If an apartment becomes uninhabitable because of damages not made by the tenant or because of repairs left unattended to by the landlord that render the space a health and safety hazard, the tenant is able to break the lease. This process is known as the abandonment remedy. However, using this remedy must be approached following legal guidelines to protect yourself as the tenant. Basic requirements to be legally protected in this situation, according to the California Civil Code Section 1942, include:
- “The defects must be serious and directly related to the tenant’s health and safety.
- The tenant or the tenant’s family, guests, or pets must not have caused the defects that require repair.
- The tenant must inform the landlord, either orally or in writing, of the repairs that are needed. Writing is strongly recommended. If you notify your landlord in writing, always retain a copy for yourself.
- The tenant must give the landlord a reasonable period of time to make the needed repairs.
- If the landlord does not make the repairs within a reasonable period of time, the tenant should notify the landlord in writing of the tenant’s reasons for moving and then actually move out. The tenant should return all the rental unit’s keys to the landlord.”
Although important, this avenue must be thoroughly justified and guidelines carefully followed. Because it often arises out of a repair dispute and leads the tenant to break the lease, legal actions may be taken by the landlord. So, if you seek to pursue this route, be sure to consult with legal advice, keep photos and records of all communication and damages, and familiarize yourself with all guidelines before pursuing.
If you want to break your lease because of roommate disputes, know this circumstance is difficult to legally justify. Possible solutions could include roommate mediation to resolve conflict or subletting your spot in a unit. If struggling with a roommate group, see UCLA Residential Life’s guide to mediating conflict.

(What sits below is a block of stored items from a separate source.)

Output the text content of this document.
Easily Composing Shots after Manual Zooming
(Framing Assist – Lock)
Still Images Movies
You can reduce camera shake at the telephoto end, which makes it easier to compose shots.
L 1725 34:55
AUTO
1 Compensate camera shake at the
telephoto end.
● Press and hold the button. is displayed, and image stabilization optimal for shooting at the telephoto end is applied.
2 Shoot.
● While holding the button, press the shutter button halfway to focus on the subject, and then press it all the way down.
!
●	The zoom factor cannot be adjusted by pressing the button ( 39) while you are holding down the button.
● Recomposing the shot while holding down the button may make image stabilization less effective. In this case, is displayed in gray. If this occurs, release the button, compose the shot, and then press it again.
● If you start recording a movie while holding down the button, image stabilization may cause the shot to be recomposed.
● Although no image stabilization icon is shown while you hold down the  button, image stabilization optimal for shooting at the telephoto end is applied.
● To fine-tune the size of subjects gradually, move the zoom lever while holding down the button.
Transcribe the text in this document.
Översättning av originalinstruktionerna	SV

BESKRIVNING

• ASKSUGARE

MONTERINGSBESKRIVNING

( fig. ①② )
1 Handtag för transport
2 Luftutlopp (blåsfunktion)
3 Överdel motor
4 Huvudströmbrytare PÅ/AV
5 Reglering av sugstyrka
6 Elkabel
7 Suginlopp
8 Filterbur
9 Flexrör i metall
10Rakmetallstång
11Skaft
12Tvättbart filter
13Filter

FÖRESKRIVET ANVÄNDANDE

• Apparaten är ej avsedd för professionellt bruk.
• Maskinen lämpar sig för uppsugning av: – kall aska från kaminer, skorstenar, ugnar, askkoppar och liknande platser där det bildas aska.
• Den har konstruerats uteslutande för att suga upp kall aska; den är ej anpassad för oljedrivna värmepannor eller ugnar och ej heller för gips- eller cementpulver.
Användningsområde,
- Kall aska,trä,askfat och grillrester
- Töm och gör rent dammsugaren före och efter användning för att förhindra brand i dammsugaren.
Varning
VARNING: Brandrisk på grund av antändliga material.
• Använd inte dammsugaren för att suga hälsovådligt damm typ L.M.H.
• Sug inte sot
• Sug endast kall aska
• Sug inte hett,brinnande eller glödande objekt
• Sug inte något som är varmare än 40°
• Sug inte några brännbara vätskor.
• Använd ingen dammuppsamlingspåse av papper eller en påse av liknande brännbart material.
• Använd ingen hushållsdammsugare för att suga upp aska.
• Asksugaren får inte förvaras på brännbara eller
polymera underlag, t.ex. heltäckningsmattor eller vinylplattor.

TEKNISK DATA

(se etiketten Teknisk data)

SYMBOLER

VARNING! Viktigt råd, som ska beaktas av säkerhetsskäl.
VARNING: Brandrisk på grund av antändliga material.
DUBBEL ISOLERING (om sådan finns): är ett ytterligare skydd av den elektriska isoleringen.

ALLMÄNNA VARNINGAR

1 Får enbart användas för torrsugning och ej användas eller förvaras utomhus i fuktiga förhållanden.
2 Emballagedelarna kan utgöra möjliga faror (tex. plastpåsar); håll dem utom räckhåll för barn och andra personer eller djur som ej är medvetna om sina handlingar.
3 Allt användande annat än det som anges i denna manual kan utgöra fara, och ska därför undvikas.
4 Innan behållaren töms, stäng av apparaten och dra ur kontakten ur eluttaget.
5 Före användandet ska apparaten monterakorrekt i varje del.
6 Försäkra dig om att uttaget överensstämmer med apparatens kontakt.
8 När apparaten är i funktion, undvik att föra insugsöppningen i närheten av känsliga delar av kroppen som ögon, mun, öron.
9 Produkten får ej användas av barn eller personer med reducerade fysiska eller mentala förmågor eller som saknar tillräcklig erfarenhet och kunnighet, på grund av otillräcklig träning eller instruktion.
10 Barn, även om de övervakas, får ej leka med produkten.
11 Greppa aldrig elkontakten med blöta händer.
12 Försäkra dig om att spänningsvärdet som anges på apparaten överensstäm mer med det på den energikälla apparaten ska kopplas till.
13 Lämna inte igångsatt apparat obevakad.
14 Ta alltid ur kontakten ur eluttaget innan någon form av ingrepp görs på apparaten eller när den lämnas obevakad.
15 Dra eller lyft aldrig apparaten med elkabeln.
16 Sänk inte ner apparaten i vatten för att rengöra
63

REFUND OF SECURITY DEPOSITS:
California Civ. Code § 1950.5 specifies four reasons for a landlord to legally keep all or part of your security deposit: “for unpaid rent; for cleaning the rental unit when the tenant moves out, but only to make the unit as clean as it was when the tenant first moved in; for repair of damages, other than normal wear and tear, caused by the tenant or the tenant’s guests; and if the rental agreement allows it, for the cost of restoring or replacing furniture, furnishings, or other items of personal property (including keys), other than because of normal wear and tear.”
Your landlord legally must send the full refund of your deposit, according to California Civ. Code § 1950.5, within 21 days of your move out date. If they are withholding part or all of it, they must instead “mail or personally deliver to you an itemized statement that lists the amounts of any deductions from your security deposit and the reasons for the deductions, together with a refund of any amounts not deducted,” still within 21 days. If a landlord fails to refund you or provide documentation within 21 days, then they lose their right to any part of the deposit and must refund it to you in full.
For a full outline and explanation of California’s Renters’ Rights, with more specific examples for all possible rental circumstances, visit ca.gov and search for their “California Tenants” Guide. As many of us UCLA students are first time renters in Westwood, it is best to be informed before entering into a lease. Being an informed tenant will make your life easier and protect you from housing violations and possible disputes, and in the case that you encounter a landlord from your nightmares, your actions against them as an informed tenant could prevent future tenants (and students like us) from encountering them in the future.